(a) In a metre bridge the balance point is found to be at 39.5 cm from the end A, when the resistor Y is of 12.5 `Omega` . Determine the resistance of X. Why are the connections between resistors in a Wheatstone or metre bridge made of thick copper strips ?
(b) Determine the balance point of the bridge above if X and Y are interchanged.
(c ) What happens if the galvanometer and cell are interchanged at the balance point of the bridge?
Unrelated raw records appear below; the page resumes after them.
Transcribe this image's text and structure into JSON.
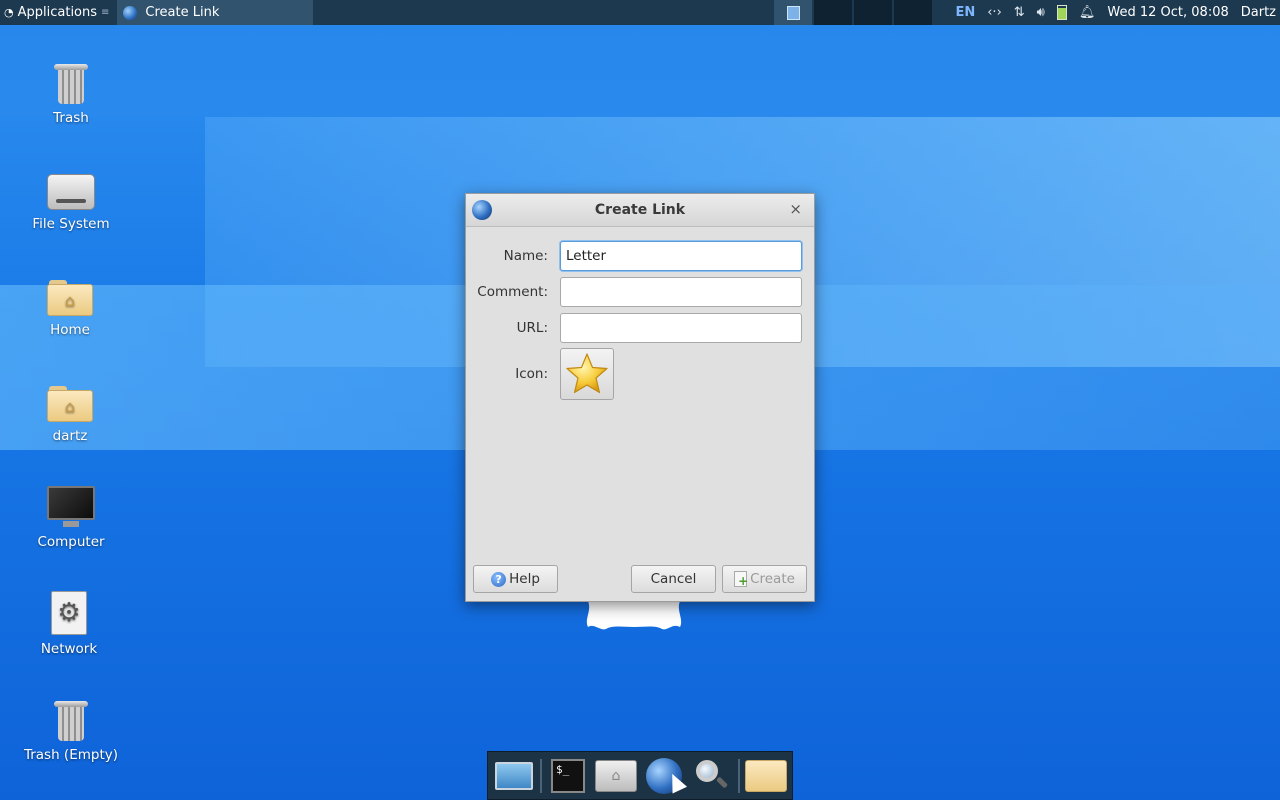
{
  "top_panel": {
    "apps_label": "Applications",
    "active_task": "Create Link",
    "keyboard_layout": "EN",
    "datetime": "Wed 12 Oct, 08:08",
    "user": "Dartz"
  },
  "desktop_icons": [
    {
      "label": "Trash",
      "icon": "trash-icon"
    },
    {
      "label": "File System",
      "icon": "drive-icon"
    },
    {
      "label": "Home",
      "icon": "home-folder-icon"
    },
    {
      "label": "dartz",
      "icon": "home-folder-icon"
    },
    {
      "label": "Computer",
      "icon": "monitor-icon"
    },
    {
      "label": "Network",
      "icon": "network-icon"
    },
    {
      "label": "Trash (Empty)",
      "icon": "trash-icon"
    }
  ],
  "dialog": {
    "title": "Create Link",
    "close_glyph": "×",
    "fields": {
      "name_label": "Name:",
      "name_value": "Letter",
      "comment_label": "Comment:",
      "comment_value": "",
      "url_label": "URL:",
      "url_value": "",
      "icon_label": "Icon:"
    },
    "buttons": {
      "help": "Help",
      "cancel": "Cancel",
      "create": "Create"
    }
  },
  "dock": {
    "items": [
      "show-desktop-icon",
      "terminal-icon",
      "file-manager-icon",
      "web-browser-icon",
      "app-finder-icon",
      "folder-icon"
    ]
  },
  "colors": {
    "panel_bg": "#1d3950",
    "desktop_blue": "#1a7be8",
    "dialog_bg": "#e0e0e0",
    "focus_blue": "#5a9bdc"
  }
}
Would the galvanometer show any current ?

(a) Here Y= 12.5 `Omega`, length AD=`l_1` = 39.5 cm
`because X/Y = (l_1)/((100 - l_1))`
Hence `X = Y (l_1)/((100 -l_1)) = 12.5 xx (39.5)/(60.5) = 8.2 Omega`
Connections are made of thick copper strips so that their resistance may be extremely small and negligible, because these resistances are not accounted for in the formula of metre bridge.
(b) Let on interchanging X and Y, the new balance point is obtained at `l_2` , then
`Y/X = (l_2)/((100 - l_2)) " or " (12.5)/(8.2) = (l_2)/((100 - l_2)) rArr l_2 = 60.5 cm`
(c) At the balance point of the bridge if the galvanometer and cell are interchanged, it makes no effect on balance condition and the galvanometer will not show any deflection.